Guy Gunaratne’s debut novel has five narrators: three youths born in London and two of their immigrant parents. It bristles with urban angst and sad/bitter memories of an older generation.
The story kicks off with Selvon, an amateur athlete who doesn’t live on the Stones Estate but his friends do and he likes to run there as part of his morning training routine. He thinks of a girl, Missy, he wants to have sex with but also of escaping from his neighbourhood. He sees streets cordoned off by the police, following the murder of an ex-soldier by a black person.
Selvon’s father, Nelson, immigrated to Britain from Montserrat. Now in ill-health, he recalls the prejudice that awaited him and the scorn of fellow immigrants who mocked his lack of militancy.
Yusof is a friend of Selvon’s and his father, who was the imman at his local mosque, has recently died. Hard-line Muslims are intent on taking control of the mosque and Yuof struggles to resist them.
Ardan, a friend of both Yusof and Selvon, is into grime music but too shy to develop his talent. His mother, Caroline, is a migrant from Belfast who was sent to London when young to escape the violence that her IRA family has become involved in.
With verve and linguistic flair, “In our mad and furious city” weaves a tale for our times around these five characters. Take the rap episode – told through Ardan’s voice – on the top deck of a bus which he and Selvon board: We walk down to the back where Selvon sees a boy from Estate. He’s surrounded by other breddas, hoodies up, cotching along the back seats getting rowdy’.
Ardan senses the mood; ‘Faces cowled, grinning, getting hype.

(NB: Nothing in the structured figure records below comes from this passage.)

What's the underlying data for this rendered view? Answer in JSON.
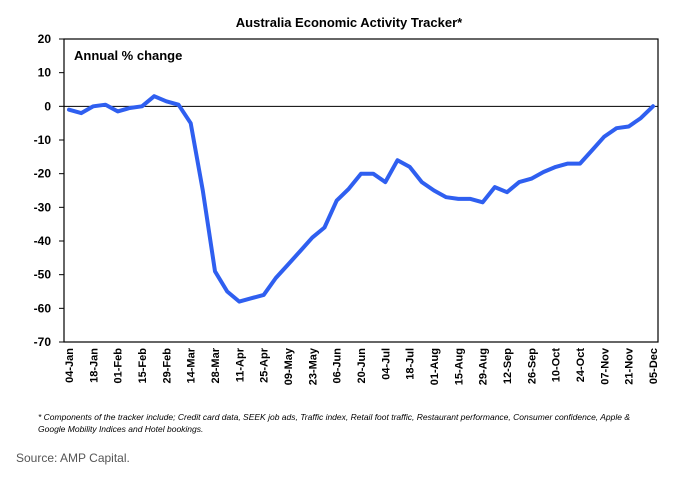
{
  "chart_data": {
    "type": "line",
    "title": "Australia Economic Activity Tracker*",
    "inner_label": "Annual % change",
    "ylabel": "",
    "xlabel": "",
    "ylim": [
      -70,
      20
    ],
    "yticks": [
      20,
      10,
      0,
      -10,
      -20,
      -30,
      -40,
      -50,
      -60,
      -70
    ],
    "x_tick_labels": [
      "04-Jan",
      "18-Jan",
      "01-Feb",
      "15-Feb",
      "29-Feb",
      "14-Mar",
      "28-Mar",
      "11-Apr",
      "25-Apr",
      "09-May",
      "23-May",
      "06-Jun",
      "20-Jun",
      "04-Jul",
      "18-Jul",
      "01-Aug",
      "15-Aug",
      "29-Aug",
      "12-Sep",
      "26-Sep",
      "10-Oct",
      "24-Oct",
      "07-Nov",
      "21-Nov",
      "05-Dec"
    ],
    "line_color": "#2f5ff0",
    "series": [
      {
        "values": [
          -1,
          -2,
          0,
          0.5,
          -1.5,
          -0.5,
          0,
          3,
          1.5,
          0.5,
          -5,
          -25,
          -49,
          -55,
          -58,
          -57,
          -56,
          -51,
          -47,
          -43,
          -39,
          -36,
          -28,
          -24.5,
          -20,
          -20,
          -22.5,
          -16,
          -18,
          -22.5,
          -25,
          -27,
          -27.5,
          -27.5,
          -28.5,
          -24,
          -25.5,
          -22.5,
          -21.5,
          -19.5,
          -18,
          -17,
          -17,
          -13,
          -9,
          -6.5,
          -6,
          -3.5,
          0
        ]
      }
    ]
  },
  "footnote": "* Components of the tracker include; Credit card data, SEEK job ads, Traffic index, Retail foot traffic, Restaurant performance, Consumer confidence, Apple & Google Mobility Indices and Hotel bookings.",
  "source": "Source: AMP Capital."
}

They shuffling around their seats. A battle is popping off, ennet. Take my earbuds out to cop it. Should be good.’
The ‘battle’ is an impromptu rap competition with the music supplied by someone’s phone and ‘bars’ delivered by two of the boys in turn. Ardan enjoys the second one– ‘A proper build with a good, grimy flow. I like it and nod on’ – until “Eye-yo, myman is next. Selvon points at me”. Ardan is pushed into performing: “Don’t be a pussyo blood, battle the breddas”.
Ardan has no choice and off he goes, poking fun at the competition for false heroics:
And you dumb to my struggle so I’ll just list it
Road dons always jacking me, burka always buoying me.

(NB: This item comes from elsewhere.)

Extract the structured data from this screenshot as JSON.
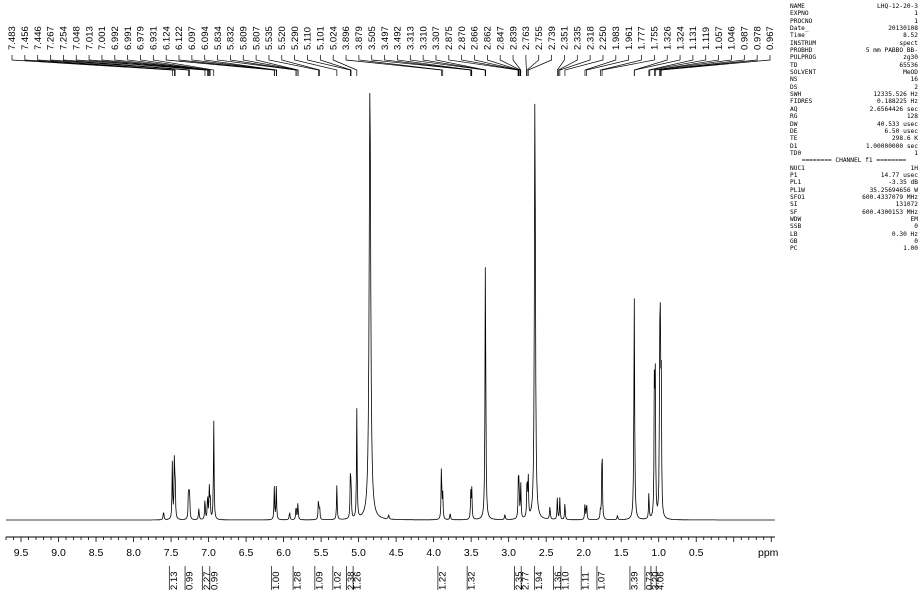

Dickheads wanna battle me and my dad used to batter me.
So who the fuck are you to me?…
I do this because my rhymes are knives
My flows are veins and my lines are signs – to the future,
I freeze you’re face like Medusa…
Selvon is named after Samuel Selvon, the author of a novel – “The lonely Londoners” (a 1956 classic about the Windrush generation of Caribbean immigrants) – that his father read while struggling to adjust to his new life. Gunaratne’s novel is a kind of sequel and it’s a blistering read.
“In our mad and furious city” by Guy Gunaratne is published by Tinder Press.